The deal would be a boon to Exxon's plans to accelerate asset sales, as it seeks to raise cash to return to shareholders and fund major projects. Suppressed oil prices have weighed on the appetite of oil majors to buy such assets.
There is no certainty a deal will be agreed, the sources said. The transaction would require approval from partners in the assets, who may have preferential rights to buy them, said two of the sources.
The sources asked not to be identified because the matter is confidential. Representatives for Exxon and Repsol declined to comment.
Exxon began the process to jettison Gulf of Mexico assets last year with advice from JPMorgan Chase, Reuters reported last October.
According to a document seen by Reuters dated Fall/Winter 2018, Exxon was marketing nine assets. These included its 50% stake in the large Julia oil field, which it operates, as well a 9.4% piece of the Heidelberg field and 23% of the Lucius oil and gas field, both of which are now operated by Occidental Petroleum.

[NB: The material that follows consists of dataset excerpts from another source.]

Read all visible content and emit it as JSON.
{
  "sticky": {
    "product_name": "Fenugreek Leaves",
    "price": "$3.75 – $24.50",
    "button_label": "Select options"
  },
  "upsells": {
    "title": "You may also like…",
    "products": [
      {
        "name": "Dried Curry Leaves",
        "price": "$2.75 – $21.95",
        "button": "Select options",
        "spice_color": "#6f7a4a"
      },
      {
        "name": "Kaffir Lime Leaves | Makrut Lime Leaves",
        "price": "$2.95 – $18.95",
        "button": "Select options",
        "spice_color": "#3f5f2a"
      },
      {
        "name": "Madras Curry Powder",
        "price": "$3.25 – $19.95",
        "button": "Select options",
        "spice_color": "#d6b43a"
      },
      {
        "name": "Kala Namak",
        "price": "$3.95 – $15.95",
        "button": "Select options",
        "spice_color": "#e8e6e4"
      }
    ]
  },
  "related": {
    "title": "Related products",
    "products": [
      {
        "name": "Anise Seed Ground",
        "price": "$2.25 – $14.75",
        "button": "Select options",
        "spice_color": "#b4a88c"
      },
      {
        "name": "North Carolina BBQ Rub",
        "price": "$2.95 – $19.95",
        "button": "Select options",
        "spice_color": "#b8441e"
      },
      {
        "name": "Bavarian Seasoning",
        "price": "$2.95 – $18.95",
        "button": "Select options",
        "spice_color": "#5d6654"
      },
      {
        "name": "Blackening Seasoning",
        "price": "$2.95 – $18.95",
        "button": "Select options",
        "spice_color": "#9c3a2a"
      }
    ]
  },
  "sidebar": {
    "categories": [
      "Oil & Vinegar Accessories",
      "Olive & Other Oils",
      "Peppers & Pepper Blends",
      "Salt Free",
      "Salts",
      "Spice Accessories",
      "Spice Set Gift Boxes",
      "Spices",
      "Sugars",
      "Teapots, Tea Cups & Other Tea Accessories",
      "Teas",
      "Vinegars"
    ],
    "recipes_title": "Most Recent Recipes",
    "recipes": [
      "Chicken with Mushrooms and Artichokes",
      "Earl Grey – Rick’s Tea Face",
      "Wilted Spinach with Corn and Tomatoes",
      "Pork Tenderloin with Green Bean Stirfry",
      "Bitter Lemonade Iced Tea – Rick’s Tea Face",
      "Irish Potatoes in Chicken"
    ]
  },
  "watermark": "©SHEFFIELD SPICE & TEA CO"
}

The exact number of assets that Exxon would sell to Repsol could not be learned.
The Irving, Texas-based company is trimming its portfolio to focus on promising acreage in offshore areas such as Guyana and Brazil, and onshore in the Permian Basin of Texas and New Mexico. This includes in the Gulf of Mexico, once considered a reliable basin for oil exploration and production.
Exxon's Chief Executive Darren Woods said earlier this year the company was targeting $15 billion through 2021 from asset sales, although securing divestments has been difficult at a time when many oil developers, especially in the United States, are eschewing purchases to focus on existing portfolios.
However, the world's largest publicly traded energy company said last week it was in exclusive talks with Var Energi in relation to Exxon's Norwegian upstream assets, confirming a Reuters story that the duo were close to a $4 billion deal.